Она доверилась мне тогда, когда стала всё чаще и нежнее называть меня Сикисом, всё реже говорить «как ты хочешь», заменяя его на более тёплое «что ты думаешь, если?..».
Слушая её рассказ, я чуть было не решил, что у неё внезапно разыгралось воображение. Но тут же вспомнил, что она вообще не умеет врать. У неё, очевидно, не было энзима, расщепляющего правду на полуправду, не говоря уж о том, чтобы вырабатывать ложь.
***
Она родилась в резервации и была первым ребёнком у родителей. Недаром её назвали Веноной, что означает «дочь, родившаяся первой». Получив девочку вместо желанного мальчика, отец загоревал. Да так, что через два дня после родов выпил бутылку виски местного розлива и избил жену — чтоб в дальнейшем неповадно было. А к дочке с первого дня стал относиться как к недоразумению.

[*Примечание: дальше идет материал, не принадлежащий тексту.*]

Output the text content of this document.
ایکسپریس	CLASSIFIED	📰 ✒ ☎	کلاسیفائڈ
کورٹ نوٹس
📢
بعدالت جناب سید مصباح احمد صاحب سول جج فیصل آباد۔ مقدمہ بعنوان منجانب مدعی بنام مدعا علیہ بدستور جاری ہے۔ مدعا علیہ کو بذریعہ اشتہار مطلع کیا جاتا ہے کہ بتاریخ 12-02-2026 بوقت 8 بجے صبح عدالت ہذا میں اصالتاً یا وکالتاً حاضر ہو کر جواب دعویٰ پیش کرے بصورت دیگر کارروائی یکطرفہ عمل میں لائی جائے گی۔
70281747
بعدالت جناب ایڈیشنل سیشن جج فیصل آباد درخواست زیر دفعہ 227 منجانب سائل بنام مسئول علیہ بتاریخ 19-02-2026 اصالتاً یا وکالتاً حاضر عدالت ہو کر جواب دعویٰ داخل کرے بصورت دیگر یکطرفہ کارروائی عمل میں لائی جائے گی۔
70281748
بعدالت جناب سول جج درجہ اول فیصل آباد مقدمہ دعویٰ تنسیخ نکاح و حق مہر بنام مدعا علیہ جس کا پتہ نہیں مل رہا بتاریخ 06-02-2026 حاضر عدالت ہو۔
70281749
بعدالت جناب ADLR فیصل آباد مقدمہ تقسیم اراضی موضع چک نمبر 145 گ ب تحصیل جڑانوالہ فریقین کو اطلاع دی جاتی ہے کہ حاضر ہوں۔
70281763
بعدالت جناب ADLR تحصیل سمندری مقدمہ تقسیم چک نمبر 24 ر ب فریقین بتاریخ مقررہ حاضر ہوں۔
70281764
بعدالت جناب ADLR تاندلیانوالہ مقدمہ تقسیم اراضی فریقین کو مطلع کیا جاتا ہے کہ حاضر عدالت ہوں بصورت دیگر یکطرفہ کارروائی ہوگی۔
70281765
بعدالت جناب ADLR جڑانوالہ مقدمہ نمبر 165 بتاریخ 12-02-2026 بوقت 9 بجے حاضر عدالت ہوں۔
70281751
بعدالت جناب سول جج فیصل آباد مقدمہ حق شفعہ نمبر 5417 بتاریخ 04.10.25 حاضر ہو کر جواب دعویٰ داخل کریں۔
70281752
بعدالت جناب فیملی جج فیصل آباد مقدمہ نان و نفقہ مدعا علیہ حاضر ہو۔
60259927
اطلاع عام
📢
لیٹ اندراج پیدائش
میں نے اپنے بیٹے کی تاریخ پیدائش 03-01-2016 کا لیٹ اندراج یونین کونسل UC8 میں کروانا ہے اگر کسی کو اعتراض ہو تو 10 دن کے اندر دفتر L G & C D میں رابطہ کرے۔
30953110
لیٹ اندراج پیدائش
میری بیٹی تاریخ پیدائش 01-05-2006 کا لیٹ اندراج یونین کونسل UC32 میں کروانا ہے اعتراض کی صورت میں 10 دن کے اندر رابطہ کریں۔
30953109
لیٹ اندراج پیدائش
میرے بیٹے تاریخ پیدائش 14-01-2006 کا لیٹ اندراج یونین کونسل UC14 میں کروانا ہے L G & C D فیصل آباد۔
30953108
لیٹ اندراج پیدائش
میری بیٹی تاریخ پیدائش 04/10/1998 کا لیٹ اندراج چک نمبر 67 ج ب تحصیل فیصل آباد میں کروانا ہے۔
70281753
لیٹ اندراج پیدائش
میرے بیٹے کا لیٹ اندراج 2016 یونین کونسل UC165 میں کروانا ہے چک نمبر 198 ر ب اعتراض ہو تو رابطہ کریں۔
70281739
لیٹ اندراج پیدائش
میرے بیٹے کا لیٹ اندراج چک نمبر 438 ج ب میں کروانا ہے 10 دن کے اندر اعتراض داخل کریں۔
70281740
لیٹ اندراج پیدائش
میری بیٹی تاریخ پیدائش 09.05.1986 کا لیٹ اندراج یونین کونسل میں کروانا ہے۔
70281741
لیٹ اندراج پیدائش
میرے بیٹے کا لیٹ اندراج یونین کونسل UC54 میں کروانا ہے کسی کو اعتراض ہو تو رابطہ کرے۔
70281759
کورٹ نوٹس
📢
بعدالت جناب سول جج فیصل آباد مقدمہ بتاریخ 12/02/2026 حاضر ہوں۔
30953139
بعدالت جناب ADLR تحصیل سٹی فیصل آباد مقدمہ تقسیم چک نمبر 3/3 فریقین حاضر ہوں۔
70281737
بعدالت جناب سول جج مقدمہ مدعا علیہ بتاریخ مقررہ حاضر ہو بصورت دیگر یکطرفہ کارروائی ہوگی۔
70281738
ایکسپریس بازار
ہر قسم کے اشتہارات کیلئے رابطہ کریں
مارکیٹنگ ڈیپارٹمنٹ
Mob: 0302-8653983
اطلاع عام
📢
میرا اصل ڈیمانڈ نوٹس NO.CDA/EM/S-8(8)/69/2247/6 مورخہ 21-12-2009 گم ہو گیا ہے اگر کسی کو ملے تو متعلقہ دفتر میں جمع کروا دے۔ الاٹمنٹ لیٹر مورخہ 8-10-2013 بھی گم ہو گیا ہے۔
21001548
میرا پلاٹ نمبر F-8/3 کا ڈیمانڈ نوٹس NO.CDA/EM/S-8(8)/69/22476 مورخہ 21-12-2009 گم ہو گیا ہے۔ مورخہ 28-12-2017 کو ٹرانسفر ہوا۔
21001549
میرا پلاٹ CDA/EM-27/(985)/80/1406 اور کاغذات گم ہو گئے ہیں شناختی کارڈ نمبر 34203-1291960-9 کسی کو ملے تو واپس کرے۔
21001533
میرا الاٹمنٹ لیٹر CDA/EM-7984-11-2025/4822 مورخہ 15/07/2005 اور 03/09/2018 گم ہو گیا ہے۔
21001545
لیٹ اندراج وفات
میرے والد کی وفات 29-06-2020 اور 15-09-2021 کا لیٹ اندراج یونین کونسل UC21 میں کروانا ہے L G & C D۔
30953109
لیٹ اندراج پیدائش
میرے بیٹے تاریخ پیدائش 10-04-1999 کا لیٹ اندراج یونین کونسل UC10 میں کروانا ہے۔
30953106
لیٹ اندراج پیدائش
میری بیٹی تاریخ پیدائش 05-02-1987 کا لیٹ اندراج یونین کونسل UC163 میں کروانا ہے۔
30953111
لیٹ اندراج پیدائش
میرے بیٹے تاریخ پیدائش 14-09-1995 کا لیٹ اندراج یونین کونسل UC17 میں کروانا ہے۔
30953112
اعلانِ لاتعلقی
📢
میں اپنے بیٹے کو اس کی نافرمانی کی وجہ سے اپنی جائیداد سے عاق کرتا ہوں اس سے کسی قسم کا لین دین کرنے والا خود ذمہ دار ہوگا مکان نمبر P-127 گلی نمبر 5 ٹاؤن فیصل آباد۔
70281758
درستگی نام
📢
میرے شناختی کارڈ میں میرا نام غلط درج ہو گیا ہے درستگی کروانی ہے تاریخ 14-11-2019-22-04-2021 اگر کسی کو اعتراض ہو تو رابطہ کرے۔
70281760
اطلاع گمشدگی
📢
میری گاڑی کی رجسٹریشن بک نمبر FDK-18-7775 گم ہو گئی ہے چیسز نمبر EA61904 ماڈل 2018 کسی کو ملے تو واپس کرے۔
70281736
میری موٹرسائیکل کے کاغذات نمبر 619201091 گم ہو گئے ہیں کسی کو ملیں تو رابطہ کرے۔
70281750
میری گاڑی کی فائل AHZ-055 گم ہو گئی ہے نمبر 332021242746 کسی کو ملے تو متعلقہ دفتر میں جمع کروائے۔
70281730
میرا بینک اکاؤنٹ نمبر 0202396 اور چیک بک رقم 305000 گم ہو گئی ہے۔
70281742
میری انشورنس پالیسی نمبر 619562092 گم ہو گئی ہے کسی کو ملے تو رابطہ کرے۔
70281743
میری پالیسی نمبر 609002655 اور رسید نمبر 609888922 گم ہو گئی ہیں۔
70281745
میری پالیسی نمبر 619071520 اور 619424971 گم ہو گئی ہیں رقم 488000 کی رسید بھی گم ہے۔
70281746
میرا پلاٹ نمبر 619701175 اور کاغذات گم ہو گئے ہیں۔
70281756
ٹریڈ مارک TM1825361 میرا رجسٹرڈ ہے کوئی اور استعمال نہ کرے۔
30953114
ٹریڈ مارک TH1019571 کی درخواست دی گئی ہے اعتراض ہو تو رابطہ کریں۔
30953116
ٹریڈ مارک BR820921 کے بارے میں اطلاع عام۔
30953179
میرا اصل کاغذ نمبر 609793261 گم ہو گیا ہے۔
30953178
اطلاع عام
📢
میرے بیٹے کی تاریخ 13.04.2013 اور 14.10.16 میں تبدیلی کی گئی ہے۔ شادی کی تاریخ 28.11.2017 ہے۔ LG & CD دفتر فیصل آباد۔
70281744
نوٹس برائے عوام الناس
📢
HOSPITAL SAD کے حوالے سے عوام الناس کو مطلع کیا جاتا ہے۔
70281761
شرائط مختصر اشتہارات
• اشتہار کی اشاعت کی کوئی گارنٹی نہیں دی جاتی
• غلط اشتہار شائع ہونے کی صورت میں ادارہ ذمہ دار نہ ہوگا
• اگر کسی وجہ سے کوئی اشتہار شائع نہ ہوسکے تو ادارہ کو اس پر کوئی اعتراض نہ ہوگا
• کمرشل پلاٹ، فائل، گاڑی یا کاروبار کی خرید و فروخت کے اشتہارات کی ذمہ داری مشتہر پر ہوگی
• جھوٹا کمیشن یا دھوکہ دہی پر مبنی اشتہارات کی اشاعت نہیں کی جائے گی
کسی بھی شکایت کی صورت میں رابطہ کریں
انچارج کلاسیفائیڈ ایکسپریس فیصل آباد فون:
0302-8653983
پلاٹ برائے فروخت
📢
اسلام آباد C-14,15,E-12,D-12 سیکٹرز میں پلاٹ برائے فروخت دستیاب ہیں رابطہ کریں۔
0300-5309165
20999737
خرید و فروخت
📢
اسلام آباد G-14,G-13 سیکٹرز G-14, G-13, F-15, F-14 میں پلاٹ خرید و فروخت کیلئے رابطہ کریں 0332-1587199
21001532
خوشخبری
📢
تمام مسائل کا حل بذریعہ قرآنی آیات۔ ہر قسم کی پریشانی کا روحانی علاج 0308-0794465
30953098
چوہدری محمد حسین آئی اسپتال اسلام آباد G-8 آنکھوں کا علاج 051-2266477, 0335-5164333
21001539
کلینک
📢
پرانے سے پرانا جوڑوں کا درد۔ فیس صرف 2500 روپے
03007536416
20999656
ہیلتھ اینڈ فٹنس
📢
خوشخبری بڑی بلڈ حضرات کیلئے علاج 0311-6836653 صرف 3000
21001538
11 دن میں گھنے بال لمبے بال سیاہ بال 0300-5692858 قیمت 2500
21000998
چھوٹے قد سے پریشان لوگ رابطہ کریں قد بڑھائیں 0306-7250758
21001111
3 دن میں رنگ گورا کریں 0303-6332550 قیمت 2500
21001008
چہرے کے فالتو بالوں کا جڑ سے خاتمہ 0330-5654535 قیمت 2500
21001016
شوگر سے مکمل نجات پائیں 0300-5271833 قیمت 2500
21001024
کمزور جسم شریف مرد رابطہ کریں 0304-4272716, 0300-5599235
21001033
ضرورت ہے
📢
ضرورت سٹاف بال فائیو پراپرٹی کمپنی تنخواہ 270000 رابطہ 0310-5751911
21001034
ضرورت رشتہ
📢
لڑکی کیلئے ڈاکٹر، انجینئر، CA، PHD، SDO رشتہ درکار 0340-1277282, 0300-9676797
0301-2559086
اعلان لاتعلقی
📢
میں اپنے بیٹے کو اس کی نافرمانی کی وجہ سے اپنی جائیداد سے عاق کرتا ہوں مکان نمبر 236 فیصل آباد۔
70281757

Всё, что Веноне довелось узнать о лесе, животных, растениях, реке, рыбе, луне и солнце — всё это не отцом ей было рассказано. С утра до вечера она бродила по лесу и собирала растения. Мать каждый год беременела и каждый год теряла ребёнка — вот почему нужно было настаивать и заговаривать особые травы. Отец после каждого выкидыша напивался и избивал жену. Выпустив пар, немного успокаивался и ждал следующих родов. Беременную не бил, но и пить не прекращал.
Той весной, когда Веноне исполнилось семь лет, в резервацию приехали представители Группы ООН по поддержке коренного населения. Люди эти, помимо того, что навезли подарков, усиленно предлагали различные образовательные программы для детей и взрослых. Такие призывы звучали регулярно, поэтому на них мало кто обращал внимание. Гораздо больше интересовали вопросы полного освобождения от налогов и получения компенсаций — поселенцы ловко манипулировали чувством вины перед автохтонами.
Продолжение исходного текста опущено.